Published: Saturday, Jan. 12 2013 12:00 a.m. MST

Still to come at Newberry is drilling one or two production wells to show whether these reservoirs can provide enough steam to run a commercial geothermal power plant.

"If we can demonstrate that we can create a geothermal reservoir here, then we can have more confidence in our ability to move to similar locations, maybe near other Cascades volcanoes," Petty said.

The Newberry project is one of 230 funded by Department of Energy to create a pathway for private industry to develop geothermal energy into a major source of homegrown power, said Doug Hollette, program manager for the Geothermal Technologies Office at Energy.

The effort is similar to one started by the department in the 1970s, which is now bearing fruit with cheap natural gas from shale deposits, he said.

Commercial production with EGS is still a long way off, because it depends on developing new technologies, he said. In the near term, the department is developing maps of potential new areas to develop conventional geothermal power, including areas that show no signs on the surface. They are expected to be ready in a few years. In the medium term, the DOE is financing development of low-temperature geothermal, and tapping abandoned oil and gas wells for their heat, known as coproduction. Other projects involve adopting horizontal drilling techniques, now common in oil and gas, to connect multiple geothermal reservoirs in a field.

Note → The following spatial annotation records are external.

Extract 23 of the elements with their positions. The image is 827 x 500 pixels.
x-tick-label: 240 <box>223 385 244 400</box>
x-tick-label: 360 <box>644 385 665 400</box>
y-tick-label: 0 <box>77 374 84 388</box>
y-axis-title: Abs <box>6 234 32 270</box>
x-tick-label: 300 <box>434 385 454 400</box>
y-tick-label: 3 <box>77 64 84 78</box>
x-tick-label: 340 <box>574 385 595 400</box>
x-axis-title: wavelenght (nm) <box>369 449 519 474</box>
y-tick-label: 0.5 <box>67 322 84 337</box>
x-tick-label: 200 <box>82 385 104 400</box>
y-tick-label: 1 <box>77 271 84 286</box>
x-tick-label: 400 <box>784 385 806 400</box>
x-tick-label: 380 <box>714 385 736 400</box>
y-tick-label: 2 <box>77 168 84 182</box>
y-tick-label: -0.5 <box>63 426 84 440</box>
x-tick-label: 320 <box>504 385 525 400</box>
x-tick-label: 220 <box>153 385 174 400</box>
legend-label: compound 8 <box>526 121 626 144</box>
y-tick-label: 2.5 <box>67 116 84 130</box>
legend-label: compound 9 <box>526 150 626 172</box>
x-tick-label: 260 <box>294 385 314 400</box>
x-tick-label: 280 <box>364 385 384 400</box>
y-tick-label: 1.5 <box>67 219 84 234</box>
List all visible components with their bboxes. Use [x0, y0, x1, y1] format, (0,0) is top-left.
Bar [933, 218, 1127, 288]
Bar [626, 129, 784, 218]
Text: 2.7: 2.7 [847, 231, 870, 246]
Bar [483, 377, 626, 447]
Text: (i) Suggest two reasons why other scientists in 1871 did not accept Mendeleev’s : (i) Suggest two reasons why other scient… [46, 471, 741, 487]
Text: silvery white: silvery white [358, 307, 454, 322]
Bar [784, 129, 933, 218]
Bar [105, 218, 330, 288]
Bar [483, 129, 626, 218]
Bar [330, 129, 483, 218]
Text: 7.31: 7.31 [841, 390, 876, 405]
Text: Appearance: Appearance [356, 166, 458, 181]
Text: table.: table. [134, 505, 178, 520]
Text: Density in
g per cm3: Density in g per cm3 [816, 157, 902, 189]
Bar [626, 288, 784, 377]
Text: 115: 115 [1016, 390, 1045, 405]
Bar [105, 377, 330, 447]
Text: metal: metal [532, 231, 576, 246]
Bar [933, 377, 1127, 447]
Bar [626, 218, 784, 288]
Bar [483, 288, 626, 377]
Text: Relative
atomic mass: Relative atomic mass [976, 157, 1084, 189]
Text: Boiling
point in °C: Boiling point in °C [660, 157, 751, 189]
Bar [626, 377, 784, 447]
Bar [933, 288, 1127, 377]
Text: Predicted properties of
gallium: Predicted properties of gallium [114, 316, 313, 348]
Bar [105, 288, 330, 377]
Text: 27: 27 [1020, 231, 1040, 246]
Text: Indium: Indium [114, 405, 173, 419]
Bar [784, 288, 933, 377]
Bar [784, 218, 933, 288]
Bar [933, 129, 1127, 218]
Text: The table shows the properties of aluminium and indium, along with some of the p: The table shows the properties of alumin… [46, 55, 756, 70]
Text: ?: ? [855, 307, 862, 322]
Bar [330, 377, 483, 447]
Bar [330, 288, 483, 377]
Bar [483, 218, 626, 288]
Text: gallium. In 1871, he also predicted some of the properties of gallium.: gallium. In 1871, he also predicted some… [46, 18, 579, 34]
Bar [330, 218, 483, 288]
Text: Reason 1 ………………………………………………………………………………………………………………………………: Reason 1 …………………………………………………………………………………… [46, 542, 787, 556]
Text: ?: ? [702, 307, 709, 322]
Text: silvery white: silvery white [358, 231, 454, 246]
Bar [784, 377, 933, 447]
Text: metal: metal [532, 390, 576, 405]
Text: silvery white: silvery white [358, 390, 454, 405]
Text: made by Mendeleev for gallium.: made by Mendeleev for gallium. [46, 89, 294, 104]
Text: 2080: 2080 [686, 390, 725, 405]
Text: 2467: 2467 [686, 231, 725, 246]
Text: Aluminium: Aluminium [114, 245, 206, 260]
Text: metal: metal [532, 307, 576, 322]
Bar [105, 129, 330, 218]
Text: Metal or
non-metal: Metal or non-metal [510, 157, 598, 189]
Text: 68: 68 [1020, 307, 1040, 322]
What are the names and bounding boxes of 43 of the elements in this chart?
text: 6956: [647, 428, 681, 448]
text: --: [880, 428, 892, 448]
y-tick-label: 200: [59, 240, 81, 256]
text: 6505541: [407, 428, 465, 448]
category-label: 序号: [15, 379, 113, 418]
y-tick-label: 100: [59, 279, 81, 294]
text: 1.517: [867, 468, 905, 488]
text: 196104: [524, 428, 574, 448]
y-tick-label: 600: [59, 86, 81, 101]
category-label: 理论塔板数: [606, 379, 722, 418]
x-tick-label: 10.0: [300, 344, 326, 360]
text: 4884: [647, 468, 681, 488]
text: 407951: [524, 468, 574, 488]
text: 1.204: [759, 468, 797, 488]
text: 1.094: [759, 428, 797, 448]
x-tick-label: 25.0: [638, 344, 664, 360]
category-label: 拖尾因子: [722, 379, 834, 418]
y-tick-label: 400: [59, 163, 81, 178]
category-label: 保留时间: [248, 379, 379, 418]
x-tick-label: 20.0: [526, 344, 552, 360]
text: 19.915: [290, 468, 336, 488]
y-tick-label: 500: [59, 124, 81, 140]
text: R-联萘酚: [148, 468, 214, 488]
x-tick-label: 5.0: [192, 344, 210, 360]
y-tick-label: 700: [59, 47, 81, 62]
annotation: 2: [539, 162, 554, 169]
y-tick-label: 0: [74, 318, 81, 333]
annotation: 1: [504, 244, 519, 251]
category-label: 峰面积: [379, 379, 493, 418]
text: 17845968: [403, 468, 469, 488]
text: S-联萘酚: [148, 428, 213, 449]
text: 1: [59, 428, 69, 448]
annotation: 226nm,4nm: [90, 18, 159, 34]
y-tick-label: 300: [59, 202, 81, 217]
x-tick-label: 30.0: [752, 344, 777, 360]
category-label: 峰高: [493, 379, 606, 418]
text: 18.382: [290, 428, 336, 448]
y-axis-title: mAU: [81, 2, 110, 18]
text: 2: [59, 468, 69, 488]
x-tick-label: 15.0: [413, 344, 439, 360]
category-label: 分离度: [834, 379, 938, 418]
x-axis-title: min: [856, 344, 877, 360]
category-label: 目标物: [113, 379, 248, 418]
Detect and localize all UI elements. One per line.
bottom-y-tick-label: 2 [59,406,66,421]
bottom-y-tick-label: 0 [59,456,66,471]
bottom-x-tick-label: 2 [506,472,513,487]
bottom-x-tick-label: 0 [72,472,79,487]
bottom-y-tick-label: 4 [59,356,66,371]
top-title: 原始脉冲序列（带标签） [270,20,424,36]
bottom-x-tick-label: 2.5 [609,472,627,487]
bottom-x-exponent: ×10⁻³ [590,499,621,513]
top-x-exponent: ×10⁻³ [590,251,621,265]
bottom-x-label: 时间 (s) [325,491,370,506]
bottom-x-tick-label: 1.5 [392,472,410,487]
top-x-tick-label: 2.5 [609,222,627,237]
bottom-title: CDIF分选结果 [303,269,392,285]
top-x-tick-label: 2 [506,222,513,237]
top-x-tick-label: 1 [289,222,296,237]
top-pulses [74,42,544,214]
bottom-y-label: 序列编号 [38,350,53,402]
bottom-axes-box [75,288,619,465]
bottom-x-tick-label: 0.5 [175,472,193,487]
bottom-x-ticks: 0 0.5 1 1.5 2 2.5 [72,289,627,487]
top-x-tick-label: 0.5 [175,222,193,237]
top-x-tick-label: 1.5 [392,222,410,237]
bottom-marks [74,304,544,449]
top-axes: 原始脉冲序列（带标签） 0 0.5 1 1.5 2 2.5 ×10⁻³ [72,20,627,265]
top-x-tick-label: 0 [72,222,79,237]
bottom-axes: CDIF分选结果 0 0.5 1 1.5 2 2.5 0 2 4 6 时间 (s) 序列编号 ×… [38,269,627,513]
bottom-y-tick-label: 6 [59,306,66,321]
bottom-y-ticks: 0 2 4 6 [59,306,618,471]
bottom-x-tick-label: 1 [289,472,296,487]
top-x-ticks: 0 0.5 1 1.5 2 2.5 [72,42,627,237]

There are 3.2 gigawatts of geothermal power connected to the U.S. grid, less than 1 percent of the grid's capacity. Government estimates put the potential for new discoveries of conventional geothermal power at about 30 gigawatts, and EGS at more than 100 gigawatts over the next 50 years. That would be 10 percent of the grid's current capacity.

"We are big believers that EGS will be a successful part of the energy mix once we show the pathway," Hollette said.